Ntokozo kaMayisela Zulu is the first wife and consort of King Misuzulu kaZwelithini, the reigning monarch of the Zulu nation in South Africa. Her marriage to the King has drawn significant public and media attention, particularly due to legal disputes surrounding the King's subsequent marriages and the intersection of traditional Zulu customs with South African civil law.

== Early life and background ==
Little verifiable information is publicly available regarding Queen Ntokozo's early life, family background, or education. She is reported to be 39 years old as of January 2025. Before her marriage to King Misuzulu, she lived a relatively private life and did not have a notable public profile. Her family origins, schooling, and early career are not documented in reliable public sources.

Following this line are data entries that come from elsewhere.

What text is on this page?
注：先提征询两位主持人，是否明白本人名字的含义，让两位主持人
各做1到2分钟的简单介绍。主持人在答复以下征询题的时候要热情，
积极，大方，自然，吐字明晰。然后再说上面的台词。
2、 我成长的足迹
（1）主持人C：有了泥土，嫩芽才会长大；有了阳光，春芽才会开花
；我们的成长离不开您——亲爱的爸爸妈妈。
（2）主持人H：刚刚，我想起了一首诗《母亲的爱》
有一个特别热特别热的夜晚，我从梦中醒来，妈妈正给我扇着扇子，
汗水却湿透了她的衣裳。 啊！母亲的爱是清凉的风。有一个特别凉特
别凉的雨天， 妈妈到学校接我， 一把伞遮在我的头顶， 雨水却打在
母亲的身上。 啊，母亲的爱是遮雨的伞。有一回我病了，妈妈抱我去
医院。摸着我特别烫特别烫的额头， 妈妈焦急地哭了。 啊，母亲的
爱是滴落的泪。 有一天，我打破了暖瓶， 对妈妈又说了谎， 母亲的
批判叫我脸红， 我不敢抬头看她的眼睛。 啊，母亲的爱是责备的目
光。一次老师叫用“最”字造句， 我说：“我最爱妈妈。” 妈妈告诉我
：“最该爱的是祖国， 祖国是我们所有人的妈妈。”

== Marriage to King Misuzulu kaZwelithini ==
Queen Ntokozo married King Misuzulu kaZwelithini in May 2021, shortly after he became heir to the Zulu throne following the death of his father, King Goodwill Zwelithini. According to reports, the King paid lobola to the Mayisela family consisting of eight cows and approximately R50,000 in cash. Their union was formalized as a civil marriage under South African law, distinguishing it from a purely customary marriage and making it subject to the provisions of the Marriage Act. which restricts a man from taking additional wives unless the marriage is converted into a customary one.

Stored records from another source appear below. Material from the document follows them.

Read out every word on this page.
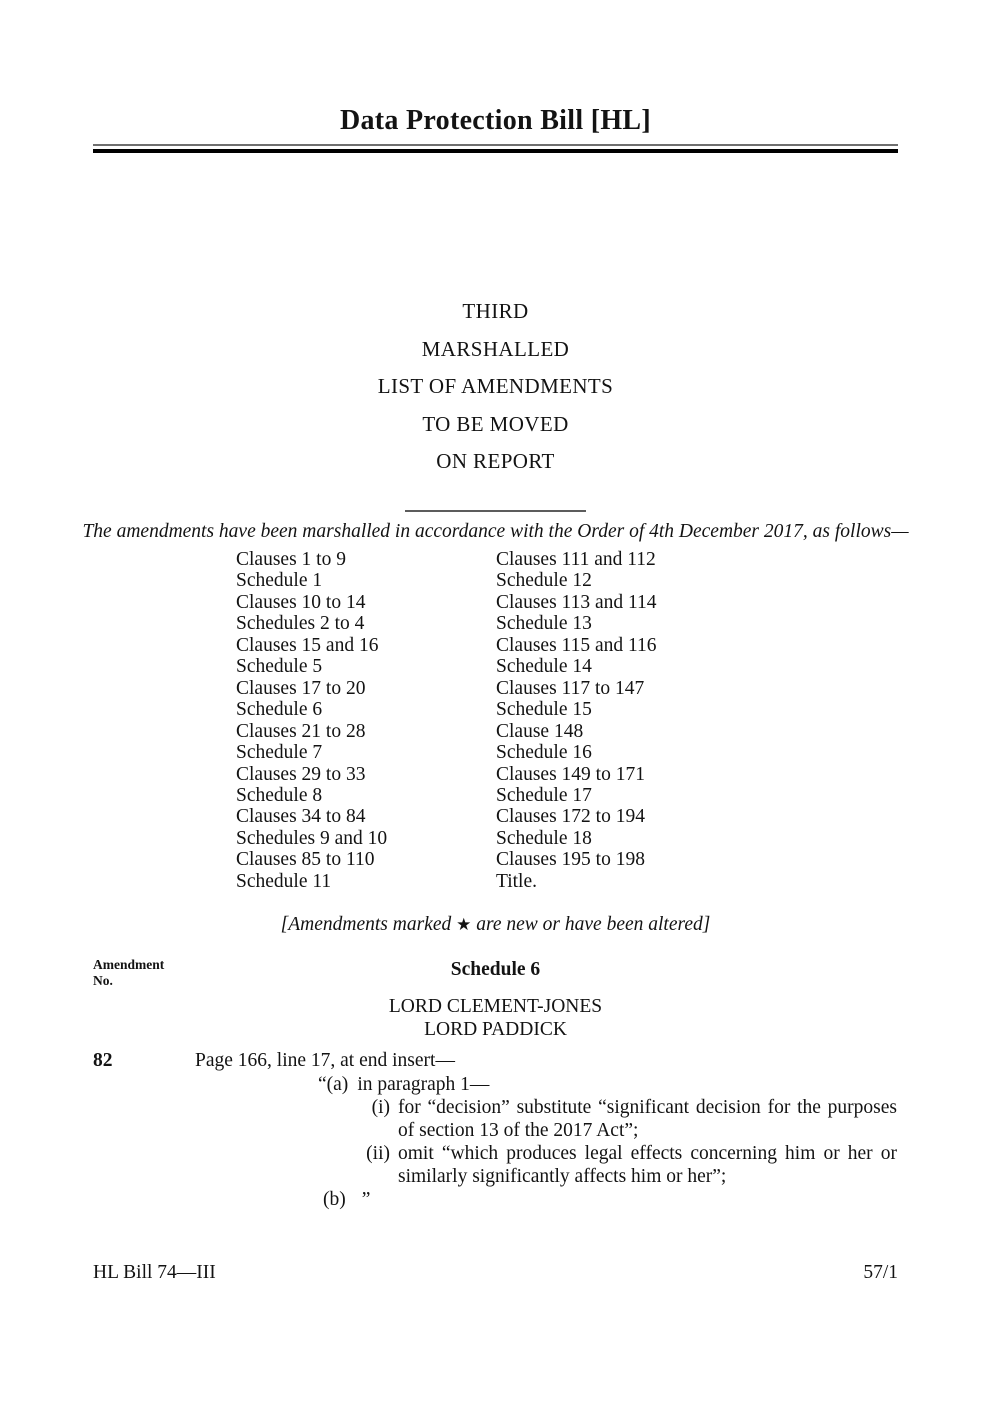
Data Protection Bill [HL]
THIRD
MARSHALLED
LIST OF AMENDMENTS
TO BE MOVED
ON REPORT

The amendments have been marshalled in accordance with the Order of 4th December 2017, as follows—

Clauses 1 to 9
Schedule 1
Clauses 10 to 14
Schedules 2 to 4
Clauses 15 and 16
Schedule 5
Clauses 17 to 20
Schedule 6
Clauses 21 to 28
Schedule 7
Clauses 29 to 33
Schedule 8
Clauses 34 to 84
Schedules 9 and 10
Clauses 85 to 110
Schedule 11
Clauses 111 and 112
Schedule 12
Clauses 113 and 114
Schedule 13
Clauses 115 and 116
Schedule 14
Clauses 117 to 147
Schedule 15
Clause 148
Schedule 16
Clauses 149 to 171
Schedule 17
Clauses 172 to 194
Schedule 18
Clauses 195 to 198
Title.

[Amendments marked ★ are new or have been altered]

Amendment
No.
Schedule 6
LORD CLEMENT-JONES
LORD PADDICK
82	Page 166, line 17, at end insert—
“(a) in paragraph 1—
(i) for “decision” substitute “significant decision for the purposes of section 13 of the 2017 Act”;
(ii) omit “which produces legal effects concerning him or her or similarly significantly affects him or her”;
(b) ”
HL Bill 74—III	57/1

== Role and public life ==
Following her marriage, Queen Ntokozo began appearing publicly at royal ceremonies and cultural events, including the annual Marula Festival, a key celebration in Zulu tradition. Despite tensions in her marriage, she has often represented the royal household at official functions. Her public demeanour has been described as dignified and reserved, reflecting both her adherence to tradition and her awareness of her role as a modern royal consort navigating public scrutiny.

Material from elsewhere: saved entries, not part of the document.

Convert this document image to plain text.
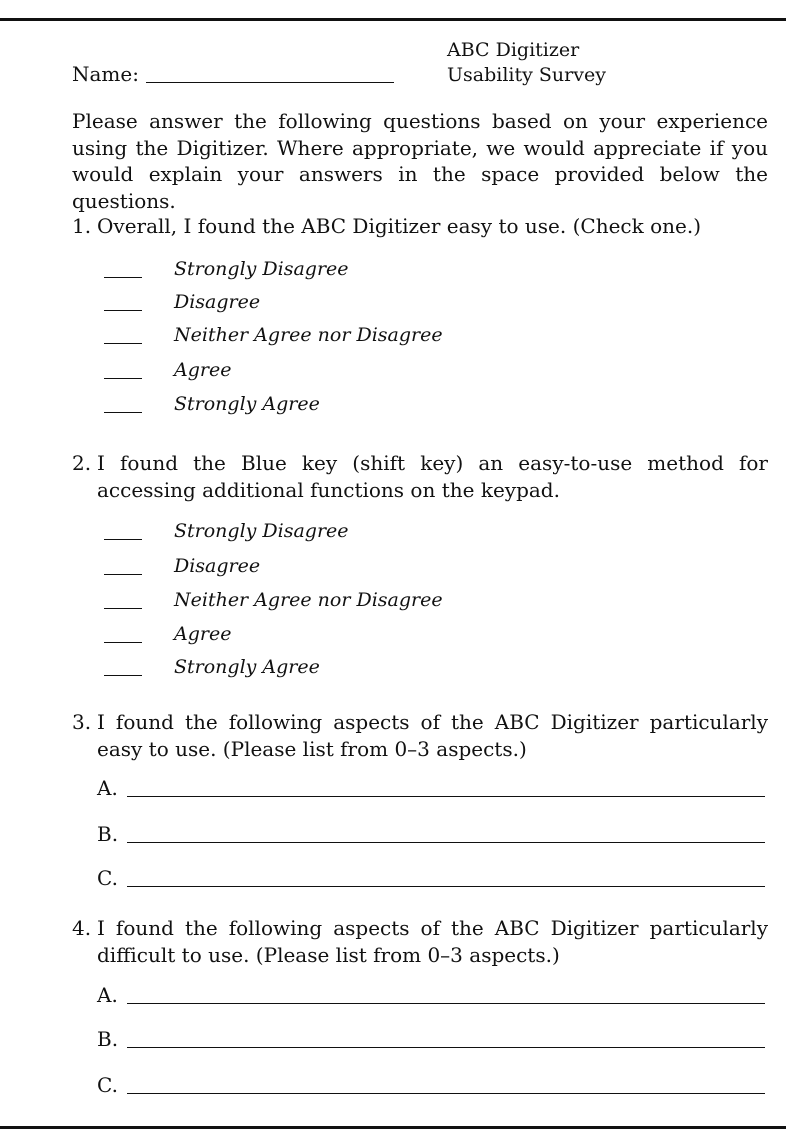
Name:
ABC Digitizer
Usability Survey
Please answer the following questions based on your experience using the Digitizer. Where appropriate, we would appreciate if you would explain your answers in the space provided below the questions.
1. Overall, I found the ABC Digitizer easy to use. (Check one.)
Strongly Disagree
Disagree
Neither Agree nor Disagree
Agree
Strongly Agree
2. I found the Blue key (shift key) an easy-to-use method for accessing additional functions on the keypad.
Strongly Disagree
Disagree
Neither Agree nor Disagree
Agree
Strongly Agree
3. I found the following aspects of the ABC Digitizer particularly easy to use. (Please list from 0–3 aspects.)
A.
B.
C.
4. I found the following aspects of the ABC Digitizer particularly difficult to use. (Please list from 0–3 aspects.)
A.
B.
C.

== Legal and cultural controversy ==
In January 2025, Queen Ntokozo filed an urgent court application at the Pietermaritzburg High Court seeking to prevent King Misuzulu from entering into another marriage while their civil marriage remained valid. She argued that a civil marriage under South African law prohibits the husband from taking additional wives unless the marriage is converted into a customary union. The Queen's legal action brought widespread attention to the complexities of balancing Zulu customary law, which permits polygamy, with the South African civil legal system, which does not.

The case underscored ongoing debates about whether traditional monarchs are bound by the same marital laws as ordinary citizens, and whether a Zulu king's cultural authority supersedes civil restrictions. It also highlighted tensions between modernity and tradition within South Africa's constitutional democracy.

== Current status ==
As of late 2025, the legal proceedings between Queen Ntokozo and King Misuzulu remain unresolved in the public record. Reports suggest that the King has continued with other marriages and engagements, while Queen Ntokozo maintains that their civil marriage remains legally binding. Despite the dispute, she continues to be recognized in the media and among Zulu traditionalists as the King's first wife and a central figure in the unfolding story of the modern Zulu monarchy.

== Legacy and significance ==
Queen Ntokozo kaMayisela Zulu's story embodies the intersection of custom, modern law, and monarchy in post-apartheid South Africa. Her marriage and subsequent legal challenge have sparked public discussions on women's rights, the recognition of customary unions, and the evolving nature of the Zulu royal household in a constitutional society. Regardless of the outcome of her court case, Queen Ntokozo remains a key historical figure in the contemporary era of the Zulu monarchy.